Hiking the Linville Gorge Area

Overview

Averaging 1,400 ft deep, the Linville Gorge was carved by the Linville River on its way down the Blue Ridge Escarpment from the High Country. One of the deepest gorges in the East, it also represents a great opportunity for outdoor recreation, boasting many miles of trails.

View Across Linville Gorge
View across Linville Gorge from the upper section of the Pinch-In Trail.

The Linville River begins its course high on Grandfather Mountain, upstream from the main gorge area, before winding across the High Country plateau, and then pouring over Linville Falls for a dramatic start to its rough run down the gorge section.

The Gorge is rugged terrain.

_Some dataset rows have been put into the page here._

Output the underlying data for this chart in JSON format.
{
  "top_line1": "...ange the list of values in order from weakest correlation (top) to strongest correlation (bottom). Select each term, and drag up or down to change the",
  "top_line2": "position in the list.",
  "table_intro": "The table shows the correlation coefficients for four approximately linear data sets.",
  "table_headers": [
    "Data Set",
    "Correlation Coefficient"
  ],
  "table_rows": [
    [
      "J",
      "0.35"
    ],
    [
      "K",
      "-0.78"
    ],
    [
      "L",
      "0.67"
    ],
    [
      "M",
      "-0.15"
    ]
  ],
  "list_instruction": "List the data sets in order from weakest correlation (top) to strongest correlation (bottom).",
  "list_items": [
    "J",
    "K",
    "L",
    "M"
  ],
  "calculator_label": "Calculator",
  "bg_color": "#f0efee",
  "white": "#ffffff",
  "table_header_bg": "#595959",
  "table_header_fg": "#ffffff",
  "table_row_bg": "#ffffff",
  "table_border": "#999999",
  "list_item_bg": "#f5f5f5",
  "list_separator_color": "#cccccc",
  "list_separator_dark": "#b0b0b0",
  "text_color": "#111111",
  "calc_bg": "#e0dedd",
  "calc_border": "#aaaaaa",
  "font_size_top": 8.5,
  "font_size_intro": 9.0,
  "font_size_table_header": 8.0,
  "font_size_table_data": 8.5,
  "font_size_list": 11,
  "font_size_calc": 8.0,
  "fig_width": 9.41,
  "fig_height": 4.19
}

After descending about 1800 feet, the river finally runs past Shortoff Mountain and into Lake James for a quiet end to its dramatic journey out of the mountains.

Many trails are within the Linville Gorge Wildeness Area, which lies on either side of the Linville River, encompassing the river bottoms and steep slopes, cliffs, and up to the mountaintops on either side. Other trails are just outside the Wilderness boundaries on surrounding National Forest land.

View of the Linville Gorge, looking north from Shortoff Mountain
View of the Linville Gorge, looking north from Shortoff Mountain

Hiking Trails

Hiking trails in the Gorge generally start along one of two long, gravel forest service roads on either rim. Hikes into the gorge tend to climb or descend this distance and those within the gorge have to contend with crossings of the river itself, making most hiking in the area strenuous. However, several easier hikes lie along the rim and afford spectacular views of the river far below.

See the Linville Gorge Trail page for the full listing.

Linville Falls sits at the head of the gorge on National Park lands associated with the Blue Ridge Parkway, so it has its own separate trailhead listing.

View from the summit of Table Rock, on the edge of Linville Gorge
View from the summit of Table Rock, on the edge of Linville Gorge

A Unique Environment

Dead Burnt Pines on the Pinch-In Trail
The blackend trunks of pines, like spent matchsticks stuck in the adjacent drainage, remind hikers of the fires that created most of the views along this trail.

Within its nearly 12,000 acres of hardwood and pine forests, you'll find an array of wildlife and forest types not uncommon to the middle elevations of the Appalachian mountains in the gorge. However, fire has played a greater role in the forest community here recently, with much of the gorge having burned intensely within the last 10-15 years, and it is very noticeable.

Before that time, fires were generally suppressed for the previous half-century. Much of the Linville Gorge area has what is known as a fire-adapted forest, which historically saw a low-intensity fire once every decade or so. But suppressing wildfires allowed pines and other forest trees to grow more densely than they would with periodic wildfire, making the recent fires worse once they got started.

In addition to the fires, dense growth of pines allowed vast areas of them to be quickly overtaken by native Southern Pine Beetles once a round of them got started in the late 90's. This led to the death of many pine trees that went up in flames once the fires started soon thereafter.

Adding insult to injury, the Hemlock Woolly Adelgid infestation which started around 2007 has wiped out most of the mature hemlock in the areas that didn't burn.

The recent burns and insect infestations have cleared large areas of the forest, allowing fire-dependent and early successional species - wildflowers such as asters and trees such as Pitch and Table Mountain Pines - to begin a new cycle of growth. But in addition to opening up the views, return of wildfire should result in a healthier forest in the future, especially if low-intensity fires are periodically allowed to burn in the years to come.

Outside the fire-affected pine forests, rich cove and other more typical mixed hardwood forests thrive in areas along the Linville River and in side coves where other streams join the river and are less prone to fire. Beautiful stands of uncommon Carolina Hemlock fight off adelgids on the gorge rim. White Pine, American Beech, and various kinds of Oak tower over the river and its rapids. And some of the highest summits support heath balds and nearly bare rock outcrops with low shrub communities, to round out an incredibly diverse living landscape within and near the gorge.

View North from the Linville Gorge
View north up the Linville River, from a nice campsite just north of the Pinch-In and Linville River trail junction.

Places to Stay

Camping

There are no developed campgrounds in Linville Gorge itself, since it is a wilderness area.

Backcountry camping in Linville Gorge is allowed as in most National Forest areas, except that permits are required for weekends and holidays between March 1 and October 31. You can pick up a permit at the Grandfather district ranger office in Marion, or at the Information Cabin on Kistler Memorial "Highway" (a rough gravel road on the northeast side of the gorge).

Developed camping is available nearby at the Linville Falls campground on the Blue Ridge Parkway, and there are many private campgrounds within a short drive.

Lodging

Lodging is available in the nearby towns of Morganton and Marion, with vacation rentals aplenty in the nearby High Country villages such as Spruce Pine, Little Switzerland, Linville Falls, and Newland.